Compensation Arrangements with Thomas J. Flournoy

 

Neither Georgia-Carolina Bancshares, Inc. (“Company”), nor First Bank of Georgia (“Bank”), has a written employment agreement with Thomas J. Flournoy, Senior Vice President and Chief Financial Officer of Georgia-Carolina Bancshares, Inc. and First Bank of Georgia. Mr. Flournoy’s current (2014) salary is $192,100 and Mr. Flournoy is eligible for an annual incentive award under the Bank’s Annual Incentive Plan, pursuant to which he received $73,503 for his performance in 2013. See Exhibit 10.9 for a description of Mr. Flournoy’s Annual Incentive Plan. Mr. Flournoy is eligible for stock option, restricted stock and other awards under the Company’s incentive plans as determined from time to time by the Board of Directors of the Company. In addition, Mr. Flournoy participates in the Bank’s medical, dental, life and disability insurance plans and he may participate in the Company’s 401(k) plan.

 

Mr. Flournoy entered into a Severance Protection Agreement with the Bank, which entitles him to certain payments following a change in control of the Company, which agreement is included as an exhibit to this Annual Report and is described in the Company’s proxy statements. The Bank has also purchased bank owned life insurance (“BOLI”) on Mr. Flournoy’s life, which plan and description are included as an exhibit to this Annual Report.

 

An annual incentive award (if any) shall be paid in restricted stock with three year cliff vesting based on a formula related to the Company’s return on average assets (“ROAA”).
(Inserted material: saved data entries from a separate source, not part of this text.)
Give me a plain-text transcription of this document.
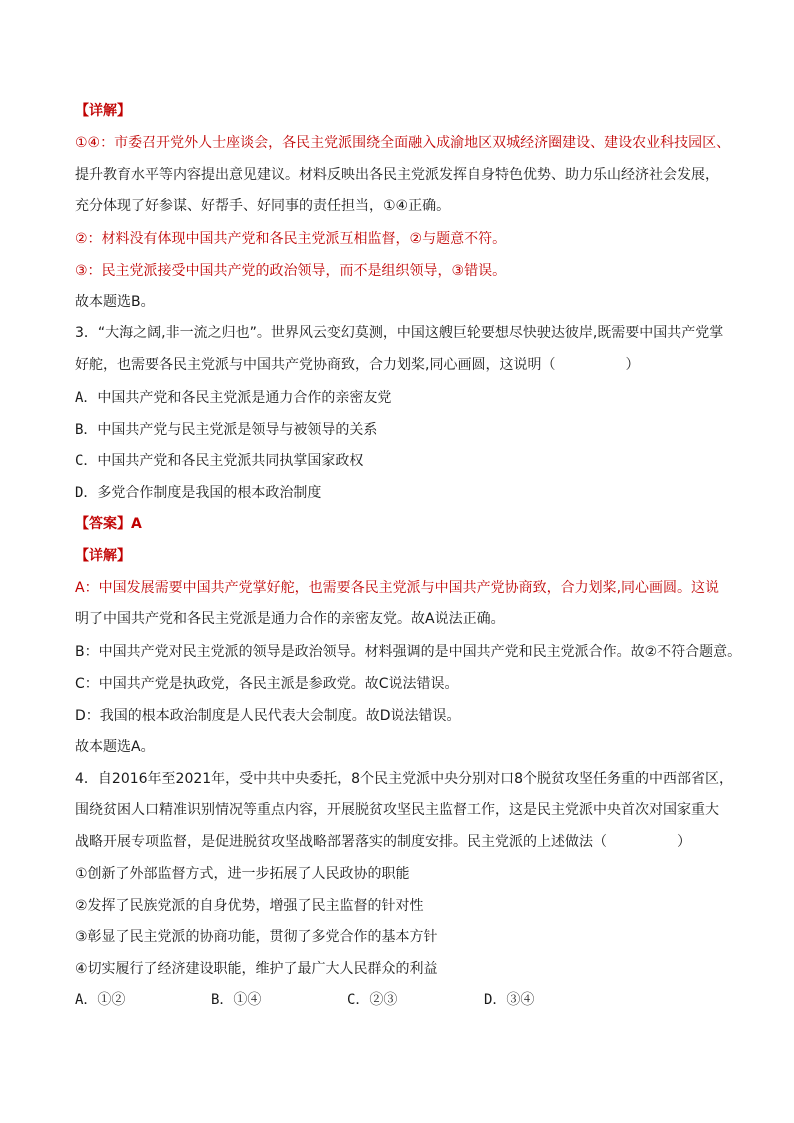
【详解】
①④：市委召开党外人士座谈会，各民主党派围绕全面融入成渝地区双城经济圈建设、建设农业科技园区、
提升教育水平等内容提出意见建议。材料反映出各民主党派发挥自身特色优势、助力乐山经济社会发展，
充分体现了好参谋、好帮手、好同事的责任担当，①④正确。
②：材料没有体现中国共产党和各民主党派互相监督，②与题意不符。
③：民主党派接受中国共产党的政治领导，而不是组织领导，③错误。
故本题选B。
3．“大海之阔,非一流之归也”。世界风云变幻莫测，中国这艘巨轮要想尽快驶达彼岸,既需要中国共产党掌
好舵，也需要各民主党派与中国共产党协商致，合力划桨,同心画圆，这说明（　　　　　）
A．中国共产党和各民主党派是通力合作的亲密友党
B．中国共产党与民主党派是领导与被领导的关系
C．中国共产党和各民主党派共同执掌国家政权
D．多党合作制度是我国的根本政治制度
【答案】A
【详解】
A：中国发展需要中国共产党掌好舵，也需要各民主党派与中国共产党协商致，合力划桨,同心画圆。这说
明了中国共产党和各民主党派是通力合作的亲密友党。故A说法正确。
B：中国共产党对民主党派的领导是政治领导。材料强调的是中国共产党和民主党派合作。故②不符合题意。
C：中国共产党是执政党，各民主派是参政党。故C说法错误。
D：我国的根本政治制度是人民代表大会制度。故D说法错误。
故本题选A。
4．自2016年至2021年，受中共中央委托，8个民主党派中央分别对口8个脱贫攻坚任务重的中西部省区，
围绕贫困人口精准识别情况等重点内容，开展脱贫攻坚民主监督工作，这是民主党派中央首次对国家重大
战略开展专项监督，是促进脱贫攻坚战略部署落实的制度安排。民主党派的上述做法（　　　　　）
①创新了外部监督方式，进一步拓展了人民政协的职能
②发挥了民族党派的自身优势，增强了民主监督的针对性
③彰显了民主党派的协商功能，贯彻了多党合作的基本方针
④切实履行了经济建设职能，维护了最广大人民群众的利益
A．①②	B．①④	C．②③	D．③④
The formula for determining the number of shares of restricted stock to be awarded is based on the Company’s achievement of its annual ROAA goals, ranging from 0.85% (threshold award percentage) to 1.25% (stretch award percentage) of achievement for 2014, with a straight line calculation being used for awards between the ROAA threshold and the stretch. If the threshold ROAA target is achieved, then the eligible executive will automatically receive a minimum of 1,500 shares of restricted stock, which will range up to a maximum of 3,000 shares of restricted stock if the stretch is achieved.